Jasper glared. "They're too old for people to want to read about them boffing each other. But now she's just doing the same thing with 13-year-olds! I mean, I don't think it's just me who's going to feel a bit funny reading about, what was it, his dick like a conger eel and her, God, her buttery cavern, when these are meant to be kids who haven't done their GCSEs. Let alone that a Jilly Cooper novel is about the worst forum you can imagine in which to tackle institutional racism, mental illness and rape..."

"Shhhh," Tabitha said, placing a pale forefinger on his trembling lips and snaking an arm around his back. "You'll finish it, though, won't you?" she said. "Like you finished all the other ones?"

Jasper made a resigned, agreeing sort of noise.
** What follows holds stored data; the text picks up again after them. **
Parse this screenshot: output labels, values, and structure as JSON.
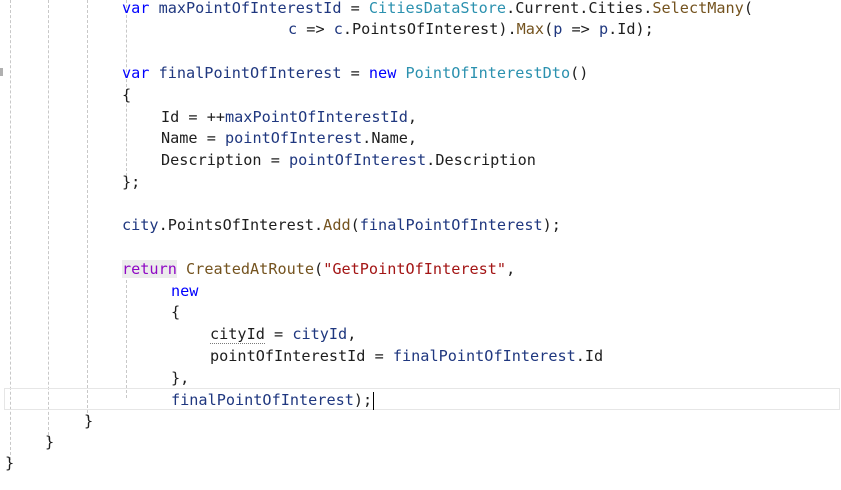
{
  "editor": {
    "lines": [
      {
        "tokens": [
          {
            "t": "var",
            "c": "kw"
          },
          {
            "t": " "
          },
          {
            "t": "maxPointOfInterestId",
            "c": "lv"
          },
          {
            "t": " = "
          },
          {
            "t": "CitiesDataStore",
            "c": "ty"
          },
          {
            "t": ".Current.Cities."
          },
          {
            "t": "SelectMany",
            "c": "mt"
          },
          {
            "t": "("
          }
        ]
      },
      {
        "tokens": [
          {
            "t": "c",
            "c": "lv"
          },
          {
            "t": " => "
          },
          {
            "t": "c",
            "c": "lv"
          },
          {
            "t": ".PointsOfInterest)."
          },
          {
            "t": "Max",
            "c": "mt"
          },
          {
            "t": "("
          },
          {
            "t": "p",
            "c": "lv"
          },
          {
            "t": " => "
          },
          {
            "t": "p",
            "c": "lv"
          },
          {
            "t": ".Id);"
          }
        ]
      },
      {
        "tokens": [
          {
            "t": "var",
            "c": "kw"
          },
          {
            "t": " "
          },
          {
            "t": "finalPointOfInterest",
            "c": "lv"
          },
          {
            "t": " = "
          },
          {
            "t": "new",
            "c": "kw"
          },
          {
            "t": " "
          },
          {
            "t": "PointOfInterestDto",
            "c": "ty"
          },
          {
            "t": "()"
          }
        ]
      },
      {
        "tokens": [
          {
            "t": "{"
          }
        ]
      },
      {
        "tokens": [
          {
            "t": "Id = ++"
          },
          {
            "t": "maxPointOfInterestId",
            "c": "lv"
          },
          {
            "t": ","
          }
        ]
      },
      {
        "tokens": [
          {
            "t": "Name = "
          },
          {
            "t": "pointOfInterest",
            "c": "lv"
          },
          {
            "t": ".Name,"
          }
        ]
      },
      {
        "tokens": [
          {
            "t": "Description = "
          },
          {
            "t": "pointOfInterest",
            "c": "lv"
          },
          {
            "t": ".Description"
          }
        ]
      },
      {
        "tokens": [
          {
            "t": "};"
          }
        ]
      },
      {
        "tokens": [
          {
            "t": "city",
            "c": "lv"
          },
          {
            "t": ".PointsOfInterest."
          },
          {
            "t": "Add",
            "c": "mt"
          },
          {
            "t": "("
          },
          {
            "t": "finalPointOfInterest",
            "c": "lv"
          },
          {
            "t": ");"
          }
        ]
      },
      {
        "tokens": [
          {
            "t": "return",
            "c": "ret"
          },
          {
            "t": " "
          },
          {
            "t": "CreatedAtRoute",
            "c": "mt"
          },
          {
            "t": "("
          },
          {
            "t": "\"GetPointOfInterest\"",
            "c": "st"
          },
          {
            "t": ","
          }
        ]
      },
      {
        "tokens": [
          {
            "t": "new",
            "c": "kw"
          }
        ]
      },
      {
        "tokens": [
          {
            "t": "{"
          }
        ]
      },
      {
        "tokens": [
          {
            "t": "cityId",
            "c": "sq"
          },
          {
            "t": " = "
          },
          {
            "t": "cityId",
            "c": "lv"
          },
          {
            "t": ","
          }
        ]
      },
      {
        "tokens": [
          {
            "t": "pointOfInterestId = "
          },
          {
            "t": "finalPointOfInterest",
            "c": "lv"
          },
          {
            "t": ".Id"
          }
        ]
      },
      {
        "tokens": [
          {
            "t": "},"
          }
        ]
      },
      {
        "tokens": [
          {
            "t": "finalPointOfInterest",
            "c": "lv"
          },
          {
            "t": ");"
          },
          {
            "t": "",
            "c": "caret"
          }
        ]
      },
      {
        "tokens": [
          {
            "t": "}"
          }
        ]
      },
      {
        "tokens": [
          {
            "t": "}"
          }
        ]
      },
      {
        "tokens": [
          {
            "t": "}"
          }
        ]
      }
    ]
  },
  "colors": {
    "keyword": "#0000ff",
    "control_keyword": "#8f08c4",
    "type": "#2b91af",
    "method": "#74531f",
    "local": "#1f377f",
    "string": "#a31515",
    "background": "#ffffff"
  }
}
"And you think it's splendid that everyone's either really nice or really properly wicked, don't you, like I do," she insisted, "and you love all that wonderful, gossipy, bitchy nattering about people, which is why you look forward to them for months and are always sad when they finish. That isn't something you say about anyone else's books, is it?"

Jasper looked close to howling with guilt. "All right," he said. "Stop it. You're right. It's just... I'm meant to write about literature. How on earth can I say anything about it for the paper?"

"Oh, you'll think of something," she said vaguely. "And you're only cross because you've been up reading it all night. Look, I've made breakfast."